I hadn't thought about that—how movies need insurance for stuff like weather delays or injuries to a cast member. An actor who can't be insured is a difficult actor to cast.

I haven't been paying attention to where we are, so it's a surprise to see the coffee shop ahead of us. Kris checks his mirrors, slows down, and idles just outside. He peers through the driver's-side window.

As I unbuckle my seat belt, he pulls away. “I guess today's not a coffee day,” he mutters.

I'm confused. “What happened?”

“The barista and me, we've got a code. He knows I like my privacy, so he gives me a sign: Stay, or go. Today was go.” Kris turns on the stereo, and promptly turns it off again. “We've got to find out who leaked the drug story. Everything that's been going down, it started when you arrived.”

“It wasn't me.”

“Then help me find out who it was. I've got friends asking questions too. It won't be long before we know the truth.”

My heartbeat is racing. “These friends of yours, did they find out who leaked the story about you and Tamara?”

“No, because I didn't ask them to. I know damn well it was Sabrina, and I don't want anyone else to find out she can be that vindictive.” He waves the thought away. “Anyway, start asking Brian and Ryder who else is connected with this project. The way things are going, they're going to want to find out who's screwing everything up too.”

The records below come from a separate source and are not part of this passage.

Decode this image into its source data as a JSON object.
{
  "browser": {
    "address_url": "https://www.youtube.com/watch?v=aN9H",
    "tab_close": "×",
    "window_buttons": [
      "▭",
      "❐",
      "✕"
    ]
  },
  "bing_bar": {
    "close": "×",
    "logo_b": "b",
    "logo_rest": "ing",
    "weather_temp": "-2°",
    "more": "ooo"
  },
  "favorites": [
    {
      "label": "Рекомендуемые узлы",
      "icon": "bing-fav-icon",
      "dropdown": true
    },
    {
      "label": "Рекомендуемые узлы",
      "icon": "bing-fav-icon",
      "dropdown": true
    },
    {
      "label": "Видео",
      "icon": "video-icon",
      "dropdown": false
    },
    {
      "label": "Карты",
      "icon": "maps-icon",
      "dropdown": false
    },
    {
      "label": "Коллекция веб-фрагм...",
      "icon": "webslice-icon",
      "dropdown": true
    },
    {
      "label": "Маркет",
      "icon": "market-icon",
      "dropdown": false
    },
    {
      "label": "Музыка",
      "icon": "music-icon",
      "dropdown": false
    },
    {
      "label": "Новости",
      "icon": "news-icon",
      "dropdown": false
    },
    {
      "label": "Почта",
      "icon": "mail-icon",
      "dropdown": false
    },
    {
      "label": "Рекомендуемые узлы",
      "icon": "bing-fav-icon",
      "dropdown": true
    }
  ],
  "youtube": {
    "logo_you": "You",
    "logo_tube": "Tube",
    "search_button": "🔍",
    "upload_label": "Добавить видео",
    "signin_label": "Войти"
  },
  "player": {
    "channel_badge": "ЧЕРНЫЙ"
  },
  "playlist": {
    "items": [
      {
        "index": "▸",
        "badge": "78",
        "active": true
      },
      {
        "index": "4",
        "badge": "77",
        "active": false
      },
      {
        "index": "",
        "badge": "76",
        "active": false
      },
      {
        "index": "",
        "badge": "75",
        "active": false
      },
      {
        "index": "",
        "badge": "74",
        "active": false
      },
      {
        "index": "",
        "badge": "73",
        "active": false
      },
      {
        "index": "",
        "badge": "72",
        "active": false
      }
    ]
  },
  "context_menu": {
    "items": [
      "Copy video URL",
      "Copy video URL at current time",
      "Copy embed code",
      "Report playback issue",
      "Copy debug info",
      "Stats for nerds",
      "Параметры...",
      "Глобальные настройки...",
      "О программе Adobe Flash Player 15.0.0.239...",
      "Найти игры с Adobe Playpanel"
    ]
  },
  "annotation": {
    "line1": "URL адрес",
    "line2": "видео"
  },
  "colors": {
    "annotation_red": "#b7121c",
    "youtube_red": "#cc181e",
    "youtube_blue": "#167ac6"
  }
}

“They're already on it,” I tell him. “They've got an investigator working for them.”

“What?” Gant's voice drags me around. I'd forgotten he was in the car.

“That's what Brian told me last night when he called about . . .” I stop myself in time. If Kris finds out that Gant sold a photograph of Annaleigh and me, he'll assume my brother has been up to other stuff too.

“Told you about
what?
” demands Kris.

When I don't answer straightaway, he pulls to the side of the road and stops. Stares at me, waiting.

“They said those photographs of Sabrina and me aren't photos at all,” I tell him, using Gant's line. “They're, like, movie stills, or something.”

“So what? If someone's been filming you, they're stupid. Paparazzi can sell photos, but no one can secretly film you and release it. Not if they want to make money off it. They'd need you to sign a waiver. Give them permission. And there's no way you'd do that.”

Kris rejoins the traffic. I ought to be relieved, but the words
waiver
and
permission
take center stage in my mind. They conjure memories of my audition, and the job offer that followed, and an agreement to be filmed at all times.

At all times.

I'm sweating. My breaths are quick and shallow. “When Ryder offered you a role in the movie, you never got around to signing a contract, did you?”

“What, last week? No. I signed one four months ago, but we blew it up when I left the movie.”

“Was the new one going to be the same?”

“I don't know. I pulled out before they sent it through.” Kris eyes me suspiciously. “Why are you asking?”

Like a key turning a lock, everything is clicking into place. Only Annaleigh and Sabrina and I signed contracts, and Sabrina fired her agent before he could check it. What if it was slightly different from the earlier version? What if all three of us have agreed to be filmed at all times?

I imagine a gigantic movie set—a beach, say, or Griffith Park. The camera catches the action from afar: Sabrina and me talking, arguing, touching. But like Gant said, a movie without audio is no use at all. If we were really being filmed, our voices would've needed to be recorded from close range on an external microphone. A boom mic, most likely.

But boom mics are obvious. No, it would need to be smaller. Portable. Wireless.

I inhale sharply.

“What?” Kris is watching me.
“What?”

“The audio.” I look back at Gant. From his expression, I can tell he's putting the pieces together too. “I think I know—”

My cell phone rings. The sound is like a punch to the gut, silencing me. I ease it from my pocket with shaking hands. Check the screen, even though I know who's calling.

Brian's voice is quiet but clear. “Time to stop talking, Seth. I'd sure hate for you to say something we can't undo.”